• 2020-04-03 - Vangelo di Venerdì

    Ger 20, 10-13; Sal.17; Gv 10, 31-42. ||| In quel tempo, i Giudei raccolsero delle pietre per lapidare Gesù. Gesù disse loro: «Vi ho fatto vedere molte opere buone da parte del Padre: per quale di esse volete lapidarmi?». Gli risposero i Giudei: «Non ti lapidiamo per un'opera buona, ma per una bestemmia: perché tu, che sei uomo, ti fai Dio». Disse loro Gesù: «Non è forse scritto nella vostra Legge: "Io ho detto: voi siete dèi"? Ora, se essa ha chiamato dèi coloro ai quali fu rivolta la parola di Dio - e la Scrittura non può essere annullata –, a colui che il Padre ha consacrato e mandato nel mondo voi dite: "Tu bestemmi", perché ho detto: "Sono Figlio di Dio"? Se non compio le opere del Padre mio, non credetemi; ma se le compio, anche se non credete a me, credete alle opere, perché sappiate e conosciate che il Padre è in me, e io nel Padre». Allora cercarono nuovamente di catturarlo, ma egli sfuggì dalle loro mani. Ritornò quindi nuovamente al di là del Giordano, nel luogo dove prima Giovanni battezzava, e qui rimase. Molti andarono da lui e dicevano: «Giovanni non ha compiuto nessun segno, ma tutto quello che Giovanni ha detto di costui era vero». E in quel luogo molti credettero in lui.

  • 2020-04-03 - Commento di Venerdì

    In quel luogo credettero in lui. ||| Non si placherà mai la discussione tra Gesù e i farisei.

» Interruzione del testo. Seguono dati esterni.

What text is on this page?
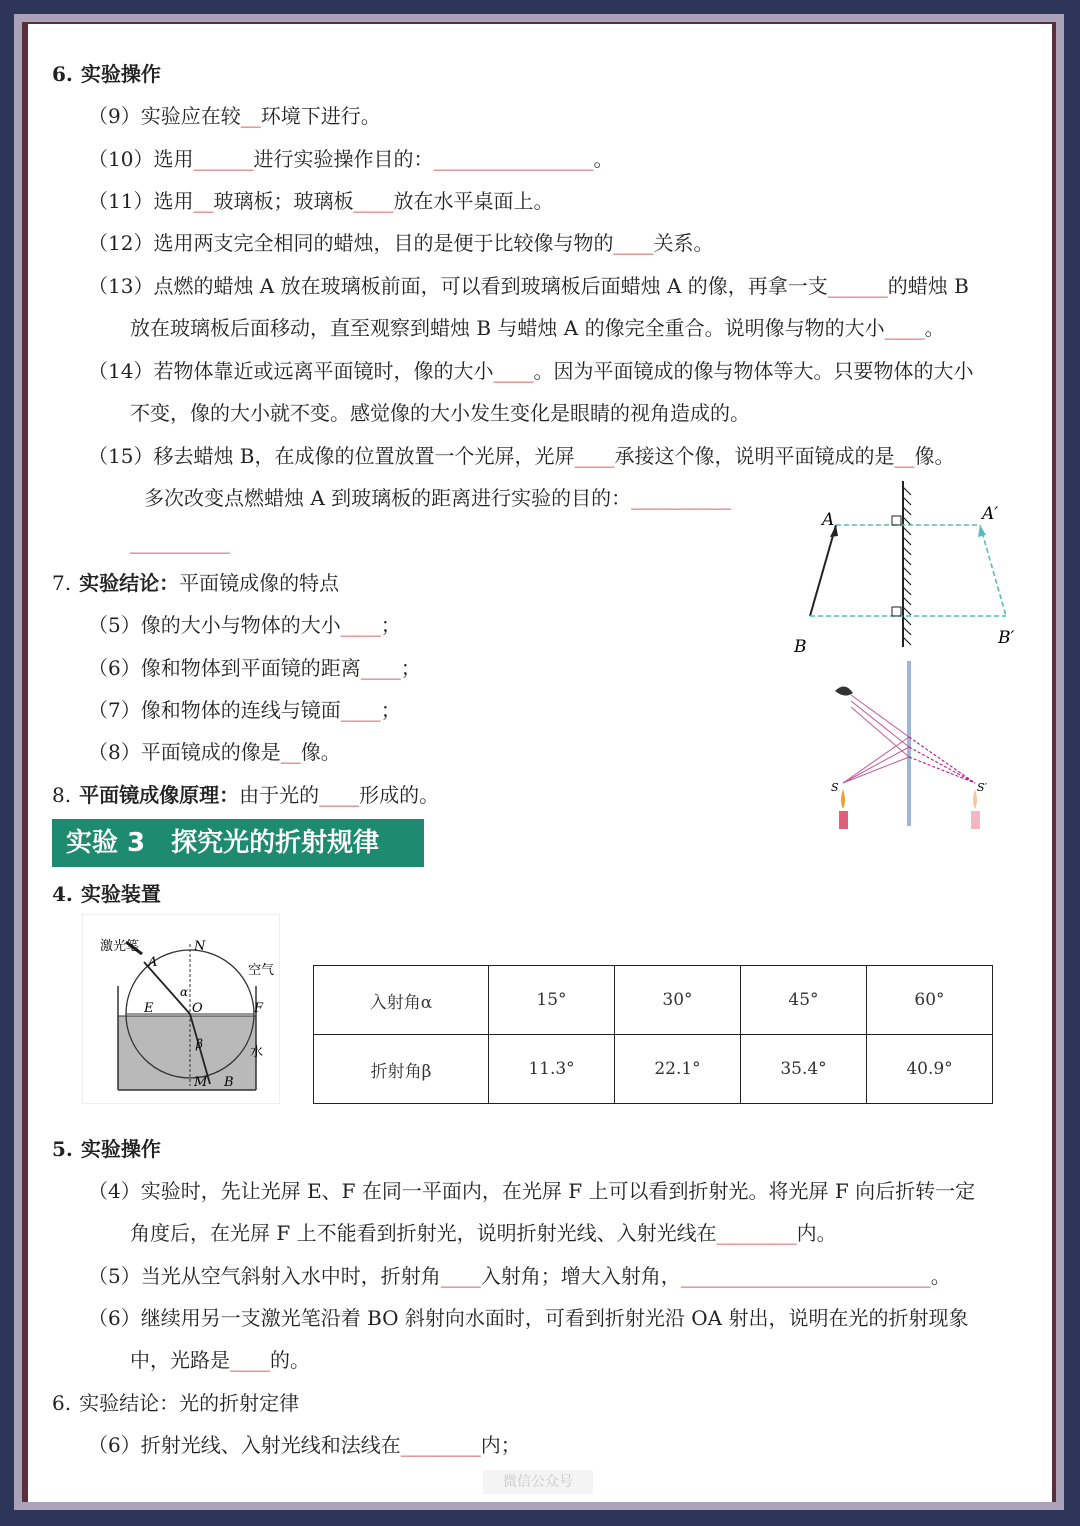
6. 实验操作
（9）实验应在较__环境下进行。
（10）选用______进行实验操作目的：________________。
（11）选用__玻璃板；玻璃板____放在水平桌面上。
（12）选用两支完全相同的蜡烛，目的是便于比较像与物的____关系。
（13）点燃的蜡烛 A 放在玻璃板前面，可以看到玻璃板后面蜡烛 A 的像，再拿一支______的蜡烛 B
放在玻璃板后面移动，直至观察到蜡烛 B 与蜡烛 A 的像完全重合。说明像与物的大小____。
（14）若物体靠近或远离平面镜时，像的大小____。因为平面镜成的像与物体等大。只要物体的大小
不变，像的大小就不变。感觉像的大小发生变化是眼睛的视角造成的。
（15）移去蜡烛 B，在成像的位置放置一个光屏，光屏____承接这个像，说明平面镜成的是__像。
多次改变点燃蜡烛 A 到玻璃板的距离进行实验的目的：__________
__________
7. 实验结论：平面镜成像的特点
（5）像的大小与物体的大小____；
（6）像和物体到平面镜的距离____；
（7）像和物体的连线与镜面____；
（8）平面镜成的像是__像。
8. 平面镜成像原理：由于光的____形成的。
A	A′
B	B′
S	S′
实验 3 探究光的折射规律
4. 实验装置
激光笔
空气
水
N
M
O
E	F
A
B
α
β
入射角α	15°	30°	45°	60°
折射角β	11.3°	22.1°	35.4°	40.9°
5. 实验操作
（4）实验时，先让光屏 E、F 在同一平面内，在光屏 F 上可以看到折射光。将光屏 F 向后折转一定
角度后，在光屏 F 上不能看到折射光，说明折射光线、入射光线在________内。
（5）当光从空气斜射入水中时，折射角____入射角；增大入射角，_________________________。
（6）继续用另一支激光笔沿着 BO 斜射向水面时，可看到折射光沿 OA 射出，说明在光的折射现象
中，光路是____的。
6. 实验结论：光的折射定律
（6）折射光线、入射光线和法线在________内；
微信公众号
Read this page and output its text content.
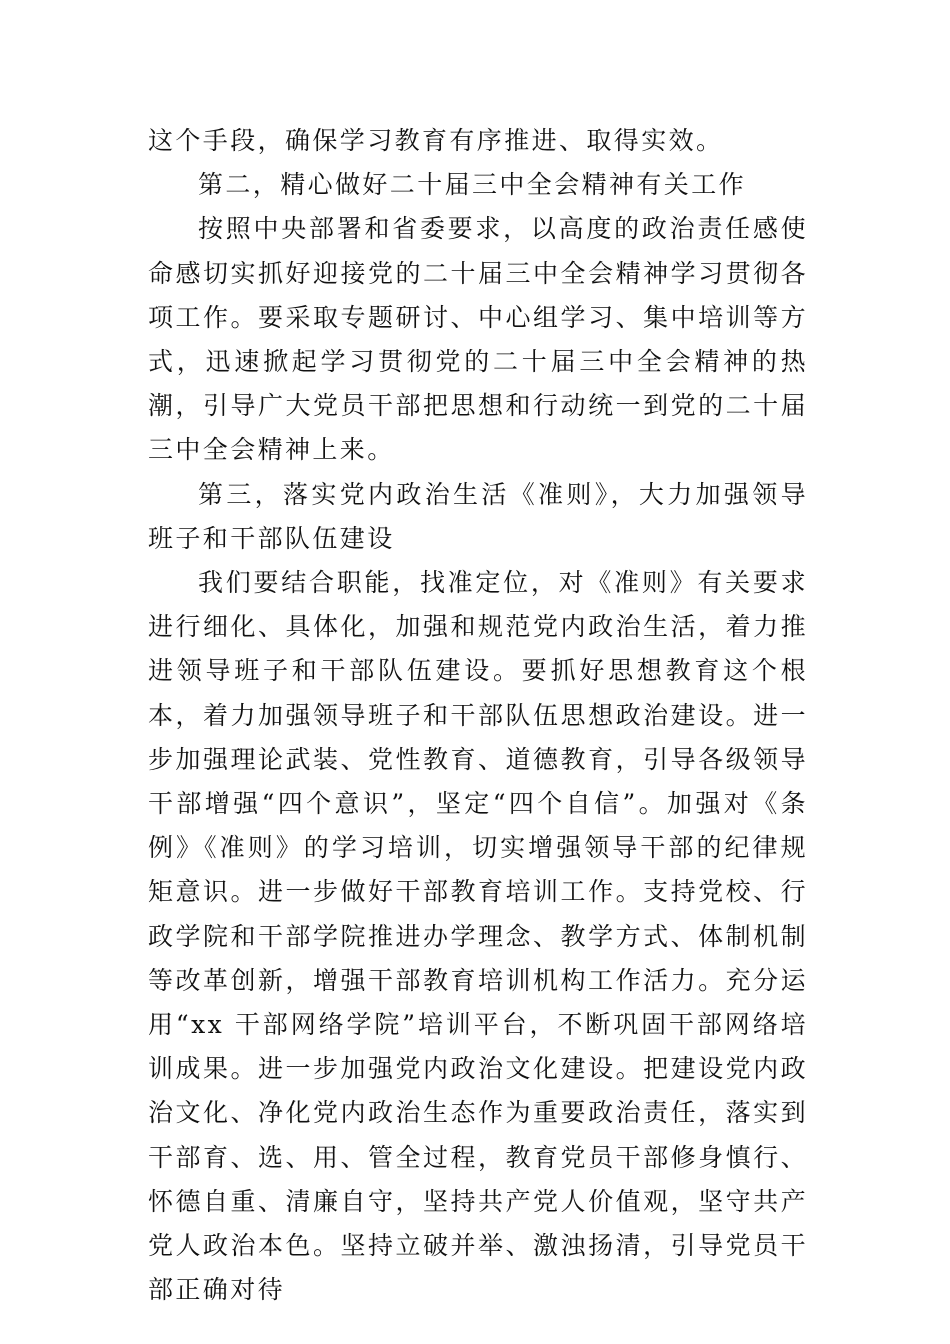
这个手段，确保学习教育有序推进、取得实效。

第二，精心做好二十届三中全会精神有关工作

按照中央部署和省委要求，以高度的政治责任感使命感切实抓好迎接党的二十届三中全会精神学习贯彻各项工作。要采取专题研讨、中心组学习、集中培训等方式，迅速掀起学习贯彻党的二十届三中全会精神的热潮，引导广大党员干部把思想和行动统一到党的二十届三中全会精神上来。

第三，落实党内政治生活《准则》，大力加强领导班子和干部队伍建设

我们要结合职能，找准定位，对《准则》有关要求进行细化、具体化，加强和规范党内政治生活，着力推进领导班子和干部队伍建设。要抓好思想教育这个根本，着力加强领导班子和干部队伍思想政治建设。进一步加强理论武装、党性教育、道德教育，引导各级领导干部增强“四个意识”，坚定“四个自信”。加强对《条例》《准则》的学习培训，切实增强领导干部的纪律规矩意识。进一步做好干部教育培训工作。支持党校、行政学院和干部学院推进办学理念、教学方式、体制机制等改革创新，增强干部教育培训机构工作活力。充分运用“xx 干部网络学院”培训平台，不断巩固干部网络培训成果。进一步加强党内政治文化建设。把建设党内政治文化、净化党内政治生态作为重要政治责任，落实到干部育、选、用、管全过程，教育党员干部修身慎行、怀德自重、清廉自守，坚持共产党人价值观，坚守共产党人政治本色。坚持立破并举、激浊扬清，引导党员干部正确对待
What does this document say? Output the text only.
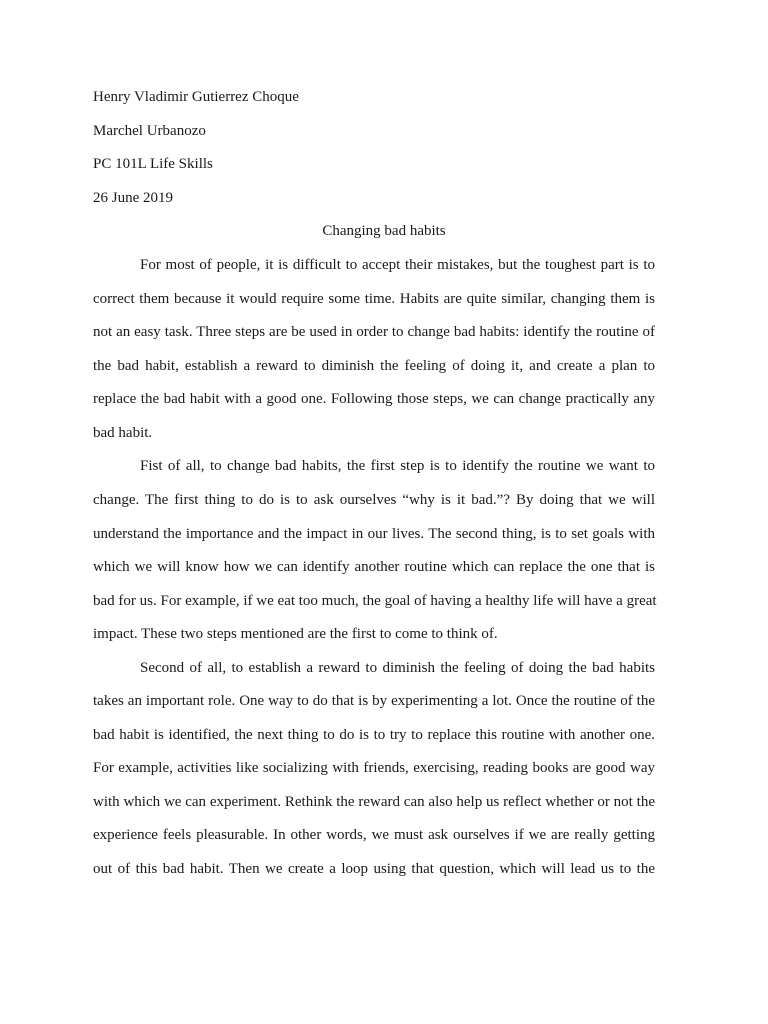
Henry Vladimir Gutierrez Choque
Marchel Urbanozo
PC 101L Life Skills
26 June 2019
Changing bad habits
For most of people, it is difficult to accept their mistakes, but the toughest part is to
correct them because it would require some time. Habits are quite similar, changing them is
not an easy task. Three steps are be used in order to change bad habits: identify the routine of
the bad habit, establish a reward to diminish the feeling of doing it, and create a plan to
replace the bad habit with a good one. Following those steps, we can change practically any
bad habit.
Fist of all, to change bad habits, the first step is to identify the routine we want to
change. The first thing to do is to ask ourselves “why is it bad.”? By doing that we will
understand the importance and the impact in our lives. The second thing, is to set goals with
which we will know how we can identify another routine which can replace the one that is
bad for us. For example, if we eat too much, the goal of having a healthy life will have a great
impact. These two steps mentioned are the first to come to think of.
Second of all, to establish a reward to diminish the feeling of doing the bad habits
takes an important role. One way to do that is by experimenting a lot. Once the routine of the
bad habit is identified, the next thing to do is to try to replace this routine with another one.
For example, activities like socializing with friends, exercising, reading books are good way
with which we can experiment. Rethink the reward can also help us reflect whether or not the
experience feels pleasurable. In other words, we must ask ourselves if we are really getting
out of this bad habit. Then we create a loop using that question, which will lead us to the
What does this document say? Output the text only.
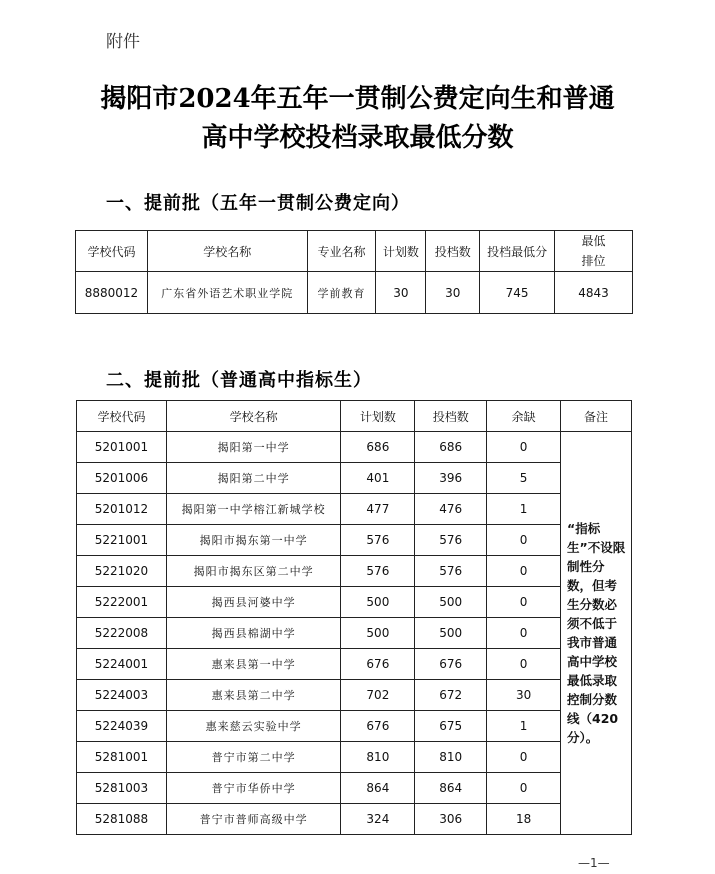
附件
揭阳市2024年五年一贯制公费定向生和普通
高中学校投档录取最低分数
一、提前批（五年一贯制公费定向）
学校代码	学校名称	专业名称	计划数	投档数	投档最低分	最低排位
8880012	广东省外语艺术职业学院	学前教育	30	30	745	4843
二、提前批（普通高中指标生）
学校代码	学校名称	计划数	投档数	余缺	备注
5201001	揭阳第一中学	686	686	0	“指标生”不设限制性分数，但考生分数必须不低于我市普通高中学校最低录取控制分数线（420分）。
5201006	揭阳第二中学	401	396	5	
5201012	揭阳第一中学榕江新城学校	477	476	1	
5221001	揭阳市揭东第一中学	576	576	0	
5221020	揭阳市揭东区第二中学	576	576	0	
5222001	揭西县河婆中学	500	500	0	
5222008	揭西县棉湖中学	500	500	0	
5224001	惠来县第一中学	676	676	0	
5224003	惠来县第二中学	702	672	30	
5224039	惠来慈云实验中学	676	675	1	
5281001	普宁市第二中学	810	810	0	
5281003	普宁市华侨中学	864	864	0	
5281088	普宁市普师高级中学	324	306	18	
—1—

Questi ultimi non riescono o non vogliono accettare Gesù come il vero Messia. Certamente riconoscono in Lui un qualcuno di diverso, forse un profeta o un grande maestro. Non riescono però a comprendere a fondo quello che Egli stesso dice. Non assumono il dato definitivo della fede che lo contempla come Figlio di Dio. Vedono le opere che egli realizza e in qualche modo capiscono che vi è qualcosa di buono in tutto ciò che compie eppure non riescono a fare il passo decisivo e non apprezzano tutto il Bene che scaturisce da Gesù. Lo scontro diventa così forte che i Giudei decidono di lapidarlo. In quel clima, diventato così incandescente, il passo dalla decisione all'attuazione pratica si fa veramente breve. Ci vuole tutta la determinazione di Gesù per stemperare gli animi. Egli si allontana allora da loro e si ritira al di là del Giordano, laddove prima battezzava Giovanni. Proprio in questo luogo la presenza di Giovanni il Battista è ancora sentita in modo profondo. Quella parte dei Giudei che ha seguito Gesù si è ricordata infatti delle parole del Battista. "Ecco l'Agnello di Dio": e credettero in Lui. Per comprendere le sue opere non è stata sufficiente la vista fisica e l'intelligenza umana. La fede è scaturita dalla comprensione, alla luce della sapienza delle profezia, dell'operato dello stesso Gesù. Siamo anche noi invitati a contemplare le opere di Gesù nella fede che nasce dalle Sacre Scritture.